Monday, April 29, 2013

GE 13 : The Role of Petronas in Malaysia’s Rapid Development

Pakatan Rakyat proposes to alter Petronas' relationship with the Government, by increasing from 5 to 20 per cent the royalties paid to oil-producing states and by using oil royalties to pay for programmes such as further subsidising the cost of petrol.
Yet these funds are already used for the rakyat's benefit. Over Petronas' life, it has contributed at times 50 per cent of Government revenue. In 2012, Government revenue totalled RM200 billion. Petronas' net revenue was RM59.69 billion, much of which went to the Government.
Its extensive operations, its downstream associated firms, and the many small enterprises that survive by servicing Petronas, account for tens of thousands of employed Malaysians, an enormous portion of the economy, and a significant share of Government revenue.
Modern Malaysia was built on Petronas' oil royalties. Petronas has climbed to the ranking of the 68th largest company in the world, 12th most profitable globally and most profitable in Asia, and Malaysia has grown with it.

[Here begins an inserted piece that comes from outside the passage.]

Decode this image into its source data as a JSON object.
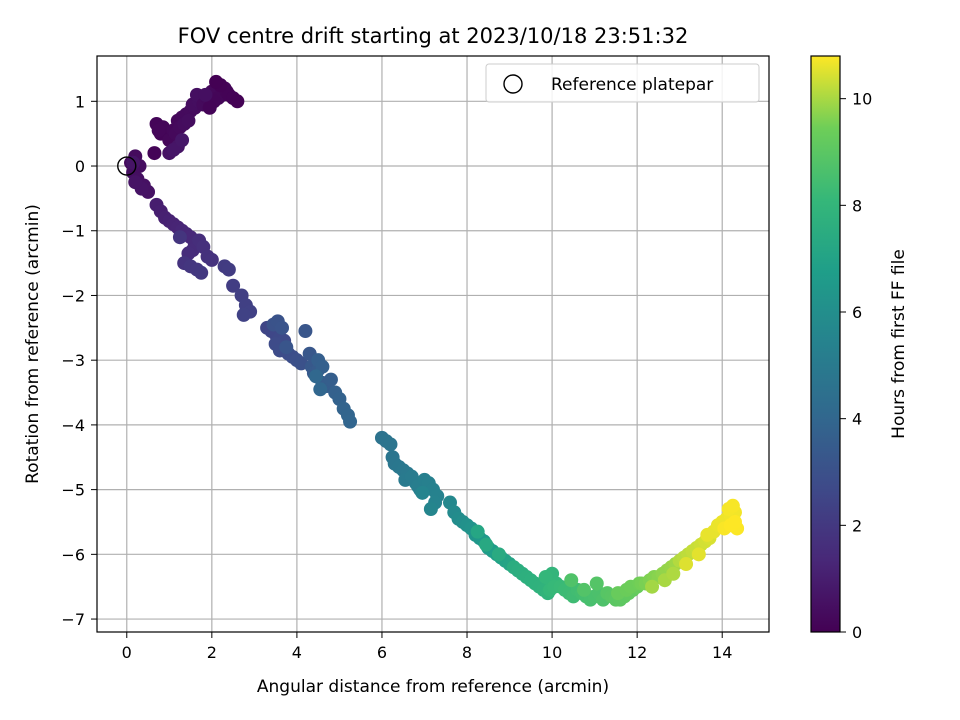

Yet oil and natural gas are not prone to stable prices. In the last two quarters of reported data, Petronas has seen its profit fall compared to the year before. The last quarter of 2012 saw a decrease by 45 per cent, and for the year, net profit declined by 17 per cent.
The oil industry faces enormous challenges in the face of a slowdown in Europe, China and the U.S. Petronas suffered as the price of crude oil fell below USD100 per barrel, something Pakatan Rakyat's manifesto assumes will never happen.
Petronas will need to significantly increase the net profit dedicated to developing more oil fields and natural gas wells in order to stabilise and return to growing profits.
Yet Petronas does not merely fund today's Malaysia, it is vital in funding tomorrow's. A new deposit in an existing field can take two years to become available. A new oil field struck and developed today may not come on-line until 2023 or even later. Petronas will be part of the landscape for decades to come.
Unlike other major firms, Petronas is part of the lifeblood of Malaysia. Its investment funds must come after it has made its payment to the Finance Ministry to help the Government fund its many programmes and to provide development and subsidies for the rakyat. Where Exxon-Mobil and Shell can dedicate tens of billions of ringgit to exploration, Petronas must manage its development funds carefully.
Petronas has therefore moved abroad, developing oil fields in Sudan and Vietnam and acquiring target assets such as Progress Energy in Canada. Malaysia's future demands spending and investment now.
It is from that spending and investment that Pakatan would take the subsidies it promises. Removing an additional 15 per cent of its net profit to give to the states and spending billions subsidising petrol is doubtless appealing, but it will be done at the cost of the future rakyat.
Petronas has helped build Malaysia. If it is to continue doing so, it must not be drained.